The World Bank predicted on Monday that the Philippine economy would grow 6.2 percent the year, making the Philippines one of the fastest growing economies in East Asia and the Pacific despite the weak global economy.
The Washington-based bank said in its updated report released Monday that the Philippines’ gross domestic product is forecast to grow 6.4 percent this year and 6.2 percent in 2017 and 2018.
“The Philippine economy may surpass the forecasts if authorities can further ramp up spending on public infrastructure as planned,” says the report titled Outperforming the Region and Managing the Transition.
In 2017, the report says that 40 percent of the planned government spending on infrastructure will be roads, railways, seaports and airports.
“This can boost a large segment of the economy including industrial activities, real estate, construction, and tourism,” according to the report.
Birgit Hansi, World Bank lead economist, said the domestic consumption will also continue to prop up the economy, driven by three factors — rising purchases from an expanding middle-class, remittances from overseas Filipino workers, and the expansion of jobs as a result of the growing economy.
Upon assuming office, Hansi said the new government (of President Rodrigo Duterte) reassured investors and the private sector with continuity of existing macroeconomic policies including fiscal, monetary and trade policies that would support continued economic expansion and poverty reduction.
“Many reforms are being unveiled, specifically on tax policy and administration, the tracking of government spacing, security of land tenure, ease of doing business, and restrictions on foreign participation,” Hansi said.
“But as policy details are still being discussed, some businesses might remain cautious.
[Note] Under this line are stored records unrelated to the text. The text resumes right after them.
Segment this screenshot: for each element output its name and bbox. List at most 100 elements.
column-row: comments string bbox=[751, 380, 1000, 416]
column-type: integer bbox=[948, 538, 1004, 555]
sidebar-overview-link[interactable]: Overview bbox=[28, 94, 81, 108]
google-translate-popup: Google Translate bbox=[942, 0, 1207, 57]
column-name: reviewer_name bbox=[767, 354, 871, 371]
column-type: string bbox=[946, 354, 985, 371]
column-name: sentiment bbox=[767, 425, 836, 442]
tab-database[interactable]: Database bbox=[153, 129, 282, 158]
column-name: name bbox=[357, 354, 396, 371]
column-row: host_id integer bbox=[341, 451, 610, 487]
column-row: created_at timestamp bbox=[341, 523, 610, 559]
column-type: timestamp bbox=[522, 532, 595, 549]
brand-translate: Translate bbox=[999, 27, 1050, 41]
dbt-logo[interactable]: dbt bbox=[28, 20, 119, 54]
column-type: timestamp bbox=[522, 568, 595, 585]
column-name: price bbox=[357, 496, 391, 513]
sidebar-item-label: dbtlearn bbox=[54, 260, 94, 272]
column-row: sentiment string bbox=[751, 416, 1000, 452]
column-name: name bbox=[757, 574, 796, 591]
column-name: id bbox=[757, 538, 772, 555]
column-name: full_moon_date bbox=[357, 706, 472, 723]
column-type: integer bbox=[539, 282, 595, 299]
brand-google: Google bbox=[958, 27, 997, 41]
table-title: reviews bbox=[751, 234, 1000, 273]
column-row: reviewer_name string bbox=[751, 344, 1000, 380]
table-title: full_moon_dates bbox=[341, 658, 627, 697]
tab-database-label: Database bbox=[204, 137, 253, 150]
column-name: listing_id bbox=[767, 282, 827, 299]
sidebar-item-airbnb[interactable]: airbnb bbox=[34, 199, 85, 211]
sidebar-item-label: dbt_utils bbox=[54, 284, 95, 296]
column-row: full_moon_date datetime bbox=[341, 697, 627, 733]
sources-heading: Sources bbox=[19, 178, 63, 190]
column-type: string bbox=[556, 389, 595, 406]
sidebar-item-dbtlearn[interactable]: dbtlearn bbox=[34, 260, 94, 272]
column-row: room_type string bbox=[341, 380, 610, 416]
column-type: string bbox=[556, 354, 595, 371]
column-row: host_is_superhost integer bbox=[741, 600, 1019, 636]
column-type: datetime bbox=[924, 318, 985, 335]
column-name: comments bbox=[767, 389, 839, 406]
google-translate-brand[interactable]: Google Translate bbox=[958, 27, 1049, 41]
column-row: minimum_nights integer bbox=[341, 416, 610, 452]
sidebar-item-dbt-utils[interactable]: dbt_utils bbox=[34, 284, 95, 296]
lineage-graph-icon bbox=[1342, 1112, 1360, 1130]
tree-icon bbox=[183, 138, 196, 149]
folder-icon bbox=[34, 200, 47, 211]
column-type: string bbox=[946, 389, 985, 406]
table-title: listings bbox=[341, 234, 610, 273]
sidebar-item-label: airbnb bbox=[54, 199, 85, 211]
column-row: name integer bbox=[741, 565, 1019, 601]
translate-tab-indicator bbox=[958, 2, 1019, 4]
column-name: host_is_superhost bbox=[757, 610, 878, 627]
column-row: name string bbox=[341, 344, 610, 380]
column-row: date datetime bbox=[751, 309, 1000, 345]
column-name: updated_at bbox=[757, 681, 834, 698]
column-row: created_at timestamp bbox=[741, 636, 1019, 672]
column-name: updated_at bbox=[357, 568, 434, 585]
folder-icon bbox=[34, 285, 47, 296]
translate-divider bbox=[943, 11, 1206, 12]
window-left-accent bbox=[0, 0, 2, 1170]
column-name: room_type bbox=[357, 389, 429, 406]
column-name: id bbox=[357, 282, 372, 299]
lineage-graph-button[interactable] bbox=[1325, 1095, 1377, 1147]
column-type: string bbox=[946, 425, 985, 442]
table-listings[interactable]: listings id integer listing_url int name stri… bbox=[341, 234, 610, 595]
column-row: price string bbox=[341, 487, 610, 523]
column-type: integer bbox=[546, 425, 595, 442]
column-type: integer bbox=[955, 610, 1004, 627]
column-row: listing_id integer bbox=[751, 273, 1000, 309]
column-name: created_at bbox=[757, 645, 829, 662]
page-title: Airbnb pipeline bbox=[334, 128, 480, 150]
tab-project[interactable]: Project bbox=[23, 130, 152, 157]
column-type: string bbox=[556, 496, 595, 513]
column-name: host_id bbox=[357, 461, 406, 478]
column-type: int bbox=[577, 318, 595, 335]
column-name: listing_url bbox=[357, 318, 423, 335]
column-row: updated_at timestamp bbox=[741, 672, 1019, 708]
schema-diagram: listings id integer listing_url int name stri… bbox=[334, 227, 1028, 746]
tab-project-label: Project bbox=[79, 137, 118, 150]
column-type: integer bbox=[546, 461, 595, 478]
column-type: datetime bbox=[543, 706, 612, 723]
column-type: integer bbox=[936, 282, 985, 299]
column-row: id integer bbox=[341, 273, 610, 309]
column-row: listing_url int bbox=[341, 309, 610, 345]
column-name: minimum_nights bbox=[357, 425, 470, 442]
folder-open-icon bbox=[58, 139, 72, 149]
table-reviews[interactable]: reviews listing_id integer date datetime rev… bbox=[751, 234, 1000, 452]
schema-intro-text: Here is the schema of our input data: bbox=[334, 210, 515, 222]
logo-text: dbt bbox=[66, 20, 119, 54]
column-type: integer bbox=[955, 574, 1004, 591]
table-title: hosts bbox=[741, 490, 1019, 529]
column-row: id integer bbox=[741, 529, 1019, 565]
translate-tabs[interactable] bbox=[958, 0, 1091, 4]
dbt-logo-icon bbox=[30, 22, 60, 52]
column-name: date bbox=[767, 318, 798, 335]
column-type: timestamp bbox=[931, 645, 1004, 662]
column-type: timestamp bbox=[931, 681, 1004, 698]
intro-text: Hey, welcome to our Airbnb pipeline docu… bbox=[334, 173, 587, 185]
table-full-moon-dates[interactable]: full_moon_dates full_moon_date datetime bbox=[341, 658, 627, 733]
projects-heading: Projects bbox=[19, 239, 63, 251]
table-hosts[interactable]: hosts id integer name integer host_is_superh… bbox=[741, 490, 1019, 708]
The completion of the new Philippine Development Plan this year will provide more clarity on the government’s development priorities and further improve the country’s growth prospects,” Hansi added however.
World Bank Country Director Mara Warwick, for her part, said that the country’s macroeconomic stability puts the Philippines in a good position to accelerate inclusive growth that benefits all Filipinos.
“Poverty will decline faster if the returns from economic expansion are invested in building human capital by strengthening health, education, and social protection,” Warwick said.
“Currently, the poor are concentrated in the agriculture sector, where increases in productivity would generate higher incomes for rural dwellers. Achieving this will require a comprehensive rural development strategy, which is among the priorities of the current administration,” Warwick said.
Moreover, the report notes that as economic growth is sustained, and as spending on health, education, and social protection expands, extreme poverty is projected to decline from 10.6 percent in 2012 to 7.8 percent in 2016, 7.2 percent in 2017, and 6.7 percent in 2018.
The report says that the services sector, which include the country’s business process outsourcing industry, will remain a key growth driver, projected to grow at 7.0 percent in 2016, and 6.8 percent in 2017-2018.
With plants and factories operating at almost full capacity of 83-84 percent, the report says expansion in the manufacturing sector would require fresh investments in new equipment, machinery and factories.
In the agriculture sector, the reports says “increasing farm productivity would be important for improving its growth prospects that would lead to more inclusive growth.”